I'm glad we agree ;)

> Right now I think preventing the race via single_thread API is a
> viable solution until somebody does the work to clean up unveil and
> properly unlock it.  It is easy to say, the data structures are easy
> to lock but we did not look at the call sites and consider if an
> extra sleep point there would result in other subsytem failures.

As mpi@ noted, the subsystem already uses rwlock.  And there are
additional sleeping points as well.  So I'm not worried about extra
sleep points.  In fact, I'm wondering whether the current locking was
done at a too granular level.  If we can replace that with a single
per-process rwlock we'd be better off I think.

> I think if you want to fix unveil you also need to look at namei and
> understand vnodes.

Some understanding is necessary.  But we don't need to go full on
"mpsafe" and run things without holding the kernel lock.

> I'm not ready for that. I just have no time to start yet another huge
> project like this but I know I will be pulled into this. So maybe I'm
> selfish here but right now I think the pragmatic solution is good enough
> right now.
> 
> > > Why can't we use all tools in the box? Why can we only use rwlocks and
> > > mutexes for our solutions?
> > 
> > Theo can do what he wants, it's his project.  I'm just sharing my
> > experience of 12 years working on parallelizing OpenBSD and what I
> > believe is better for the project, its developers and users.
> > 
> > > > > Since both pledge and unveil are almost never called it is better to
> > > > > optimise for the readers (which happen on all or many syscalls).
> > > > 
> > > > Indeed, a read/write lock is fine.
> > > 
> > > No it is not. rwlocks are not a golden ticket that makes all
> > > pain go away.  They are massive bottle necks even now that the
> > > most obvious problem has been fixed.
> > 
> > They are no golden tickets, they are rwlocks.  We know how to use them
> > and clearly document which fields are protected by them.  This allows us
> > to work as a team re-using the knowledge of a previous developer and
> > push the line of the lock a bit further.  They are well integrated in
> > WITNESS as well as in the %spin analysis tools.  We know how to split
> > contended lock or use alternate locking primitives when necessary.
> 
> rwlocks are actually evading a lot of the analysis tools and contention is
> hard to detect. Until recently rwlocks where horribly inefficent.
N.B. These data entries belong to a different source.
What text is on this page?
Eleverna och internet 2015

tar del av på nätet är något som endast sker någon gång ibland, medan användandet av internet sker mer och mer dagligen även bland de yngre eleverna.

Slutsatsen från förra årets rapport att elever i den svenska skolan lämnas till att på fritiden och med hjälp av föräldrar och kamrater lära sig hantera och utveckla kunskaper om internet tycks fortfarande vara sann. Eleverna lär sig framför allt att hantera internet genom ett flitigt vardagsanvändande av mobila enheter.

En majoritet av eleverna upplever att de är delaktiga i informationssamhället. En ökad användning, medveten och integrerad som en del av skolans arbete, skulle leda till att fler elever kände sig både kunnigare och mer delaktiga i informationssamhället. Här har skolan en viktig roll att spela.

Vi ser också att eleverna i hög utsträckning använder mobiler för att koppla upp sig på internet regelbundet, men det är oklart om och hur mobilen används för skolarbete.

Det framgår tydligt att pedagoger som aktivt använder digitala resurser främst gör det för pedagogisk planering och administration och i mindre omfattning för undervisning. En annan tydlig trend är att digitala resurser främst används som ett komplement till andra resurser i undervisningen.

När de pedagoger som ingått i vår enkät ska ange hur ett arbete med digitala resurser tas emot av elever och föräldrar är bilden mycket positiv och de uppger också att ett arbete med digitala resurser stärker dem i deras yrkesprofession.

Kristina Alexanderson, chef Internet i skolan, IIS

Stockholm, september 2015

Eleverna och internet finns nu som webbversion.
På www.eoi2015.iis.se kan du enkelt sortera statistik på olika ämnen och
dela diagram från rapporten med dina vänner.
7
The fact
> that you can sleep with rwlocks held is nice but also a big problem and
> the way the lock adds extra sleeping points can introduce subtle bugs for
> people that are not so well versed as you in their use.

Yes, it is the sleeping while holding an rwlock that I'm afraid of and
why I didn't follow-up my analysis with a diff yet.

BTW, the only genuine problem I saw with unveil(2) is a race with
unveil_destroy().  I think that means the single_thread_set() call in
sys_unveil() isn't necessary.

> Writing thread safe code is hard and it is extra hard if performance
> matters.

But in this case there should be no significant lock contention.
Unless you're going to hammer the kernel with pointless unveil(2)
calls at least.  And at that point you deserve what you get.